Transport of Oxygen and Carbon Dioxide
Transport of Oxygen from the Lungs to the Body Tissues
- Oxygen Transport:
- By diffusion from alveoli to pulmonary capillaries.
- Alveolar PO₂ = 104 mm Hg; Venous end PO₂ = 40 mm Hg.
Uptake of Oxygen During Exercise
- Increased Oxygen Demand:
- Up to 20 times during strenuous exercise.
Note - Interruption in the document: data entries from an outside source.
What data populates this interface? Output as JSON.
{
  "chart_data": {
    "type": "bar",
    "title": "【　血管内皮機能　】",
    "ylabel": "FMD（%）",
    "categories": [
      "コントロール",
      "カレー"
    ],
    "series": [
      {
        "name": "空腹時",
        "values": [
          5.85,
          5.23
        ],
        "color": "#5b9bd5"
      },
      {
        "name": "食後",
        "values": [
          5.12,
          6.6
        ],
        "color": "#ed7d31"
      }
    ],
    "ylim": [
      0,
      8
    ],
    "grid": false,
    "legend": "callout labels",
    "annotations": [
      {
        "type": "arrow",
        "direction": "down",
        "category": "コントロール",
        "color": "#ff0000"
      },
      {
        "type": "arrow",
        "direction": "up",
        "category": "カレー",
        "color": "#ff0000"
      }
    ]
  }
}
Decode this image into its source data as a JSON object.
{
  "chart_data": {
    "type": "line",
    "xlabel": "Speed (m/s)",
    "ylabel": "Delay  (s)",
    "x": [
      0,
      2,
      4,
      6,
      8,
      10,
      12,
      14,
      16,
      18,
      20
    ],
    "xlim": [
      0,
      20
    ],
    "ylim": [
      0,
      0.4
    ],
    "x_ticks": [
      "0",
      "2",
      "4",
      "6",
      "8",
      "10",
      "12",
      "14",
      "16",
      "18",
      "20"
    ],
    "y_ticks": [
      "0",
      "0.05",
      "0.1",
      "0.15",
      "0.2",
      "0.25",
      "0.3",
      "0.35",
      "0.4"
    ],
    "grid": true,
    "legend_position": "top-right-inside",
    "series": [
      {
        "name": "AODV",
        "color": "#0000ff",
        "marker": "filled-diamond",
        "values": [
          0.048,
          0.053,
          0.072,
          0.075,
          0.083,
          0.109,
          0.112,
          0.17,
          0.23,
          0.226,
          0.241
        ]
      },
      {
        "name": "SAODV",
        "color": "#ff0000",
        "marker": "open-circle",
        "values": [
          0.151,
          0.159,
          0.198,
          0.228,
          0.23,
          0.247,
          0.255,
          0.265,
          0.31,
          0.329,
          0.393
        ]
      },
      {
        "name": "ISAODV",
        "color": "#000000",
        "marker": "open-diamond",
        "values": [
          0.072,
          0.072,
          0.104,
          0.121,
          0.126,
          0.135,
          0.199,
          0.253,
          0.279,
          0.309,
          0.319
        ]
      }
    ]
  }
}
- Enhanced diffusion due to increased surface area and ideal ventilation.
Transport of Oxygen in Arterial Blood
- Hemoglobin Role:
- 97% of oxygen is transported by hemoglobin; 3% dissolved in plasma.
Diffusion of Oxygen Into Tissue Fluids
- Capillary PO₂ Changes:
- Arterial: PO₂ = 95 mm Hg; Venous: PO₂ = 40 mm Hg.
Tissue Oxygen Regulation
- Factors Affecting Tissue PO₂:
- Balance of oxygen transport rate and oxygen consumption by tissues.
Diffusion of Carbon Dioxide
- CO₂ Transport:
- From tissue cells to capillaries and from pulmonary capillaries to alveoli.
- Arterial end PO₂ = 45 mm Hg; Alveolar PO₂ = 40 mm Hg.
Factors Influencing Hemoglobin Function
- Oxygen-Hemoglobin Dissociation Curve:
- Relationship between PO₂ and hemoglobin saturation; sigmoidal shape due to cooperative binding.
- Affinity affected by pH, CO₂ levels, temperature, and BPG.
- CO₂ Transport Forms:
- Bicarbonate, carbamino compounds, and dissolved gas.
- Majority of CO₂ transported as bicarbonate (70%).
Haldane Effect
- Deoxygenated hemoglobin binds CO₂ more efficiently than oxygenated hemoglobin, promoting CO₂ release in lungs.
Summary of CO₂ Transport
- Transport Methods:
- Dissolved, bound to proteins, and as bicarbonate.
- Chloride shift facilitates bicarbonate transport in exchange for chloride ions.